The songs were released as a single CD Reflection (KIDA-154) in 1997 and were later included in the CD collection The Best of Slayers Vol. 2 (From OVA, Movie & Game). "Reflection" alone was also included in Hayashibara's 1997 album Irāvatī.

===Other media===
A 102-page companion guide book Movie Edition Slayers Great was published by Fujimi Shobō in the Dragon Magazine Collection in August 1997, followed by Slayers Great Anime Comic in October 1997. The scripts for Return, Great and Gorgeous were published in the book Slayers Original.

==Reception==
Slayers Great received mostly positive reviews. While the film's animation was universally praised, the reception of its plot and especially wacky humor proved to be the most mixed and divisive of all the Slayers films. Chris Beveridge of Mania.com, who rated it B+, wrote "there is simply something just fun and enjoyable about this particular movie" as "between the really good looking animation and the quick and snappy storyline, it flows very well," making it a "good fun that doesn't tax the brain much." According to John Sinnott of DVD Talk, Slayers Great has more "laugh out loud moments" than any other film in the franchise, and "a fast moving plot with a lot of action and laughs make this a great entry in the Slayers series." Mania.com's John Eriani similarly opined this is probably the funniest of the Slayers films and "there isn't much else to the story but that's what makes this one work so well, it doesn't really slow down in any department." Megan Lavey from that same website gave Great a perfect score of A for being "absolutely hilarious".

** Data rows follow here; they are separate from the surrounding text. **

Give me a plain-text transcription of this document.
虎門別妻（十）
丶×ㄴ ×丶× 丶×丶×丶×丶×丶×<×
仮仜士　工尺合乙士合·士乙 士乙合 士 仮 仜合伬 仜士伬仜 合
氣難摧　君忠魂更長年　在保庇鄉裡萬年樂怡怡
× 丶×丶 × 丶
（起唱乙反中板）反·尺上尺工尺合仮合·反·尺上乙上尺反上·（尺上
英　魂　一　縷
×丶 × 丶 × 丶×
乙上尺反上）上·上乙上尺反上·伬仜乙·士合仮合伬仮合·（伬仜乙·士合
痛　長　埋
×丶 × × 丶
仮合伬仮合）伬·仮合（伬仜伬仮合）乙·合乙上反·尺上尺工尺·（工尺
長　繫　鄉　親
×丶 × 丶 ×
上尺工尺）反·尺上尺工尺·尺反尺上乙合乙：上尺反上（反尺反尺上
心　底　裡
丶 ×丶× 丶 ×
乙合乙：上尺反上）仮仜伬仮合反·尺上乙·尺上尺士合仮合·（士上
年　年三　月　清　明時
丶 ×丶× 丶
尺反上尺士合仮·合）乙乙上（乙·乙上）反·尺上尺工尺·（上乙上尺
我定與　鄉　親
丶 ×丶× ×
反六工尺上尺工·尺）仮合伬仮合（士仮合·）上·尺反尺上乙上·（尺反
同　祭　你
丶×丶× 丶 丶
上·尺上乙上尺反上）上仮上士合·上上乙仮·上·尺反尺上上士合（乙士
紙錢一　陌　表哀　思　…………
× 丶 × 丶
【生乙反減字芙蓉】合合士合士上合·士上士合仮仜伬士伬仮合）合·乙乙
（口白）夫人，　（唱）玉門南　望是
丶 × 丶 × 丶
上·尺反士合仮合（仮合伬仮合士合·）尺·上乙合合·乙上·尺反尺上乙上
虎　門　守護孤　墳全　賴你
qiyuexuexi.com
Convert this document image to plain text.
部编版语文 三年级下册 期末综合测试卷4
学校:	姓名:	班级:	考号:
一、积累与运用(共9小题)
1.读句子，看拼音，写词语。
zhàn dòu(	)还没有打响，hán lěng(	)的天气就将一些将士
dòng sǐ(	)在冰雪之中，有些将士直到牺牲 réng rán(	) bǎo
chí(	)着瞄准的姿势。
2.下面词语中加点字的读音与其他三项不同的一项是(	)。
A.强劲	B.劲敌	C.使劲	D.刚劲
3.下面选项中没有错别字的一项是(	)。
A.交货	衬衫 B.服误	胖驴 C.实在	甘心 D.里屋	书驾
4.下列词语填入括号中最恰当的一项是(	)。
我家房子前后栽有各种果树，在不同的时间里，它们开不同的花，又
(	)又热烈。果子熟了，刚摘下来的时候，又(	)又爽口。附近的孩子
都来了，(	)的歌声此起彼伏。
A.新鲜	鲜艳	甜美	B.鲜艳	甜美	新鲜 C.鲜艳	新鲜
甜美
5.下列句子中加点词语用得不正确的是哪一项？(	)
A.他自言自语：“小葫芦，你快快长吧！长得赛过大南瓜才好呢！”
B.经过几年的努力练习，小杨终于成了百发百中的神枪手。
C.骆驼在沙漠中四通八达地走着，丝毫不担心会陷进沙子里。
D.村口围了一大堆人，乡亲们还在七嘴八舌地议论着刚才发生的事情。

Other reviews were more or less critical of the film. The Video Librarian, which awarded it two-and-half stars out of four, declared it only an optional choice for anyone but Slayers fans due to its "handsome animation, but less-than-stellar storytelling." Mania.com's Dani Moure gave it a similar rating of B−, writing that "while the plot may not be the most satisfying around, even for a comedy like Slayers, the characters are as strong as ever and there's a lot of laughs to be had," and added that "if you can put up with the misgivings, Slayers Great is a lot of fun." However, Fred Patten of Animation World Network strongly disapproved of how "unabashedly silly" Great is, endorsing it "only for those who are already die-hard Slayers fans" and suggesting to see Slayers Gorgeous instead. John Huxley of Homemademech called Great "a flawed but enjoyable experience," saved from mediocrity by its character design and art style, also proposing Gorgeous as a better alternative to it. Anime News Network recommended Great for established Slayers fans, but suggested that everyone else should see the TV series first, although the review of The Slayers Movie Box by DVD Verdict's Brett Cullum called the entire set "a good introduction to the world of Slayers."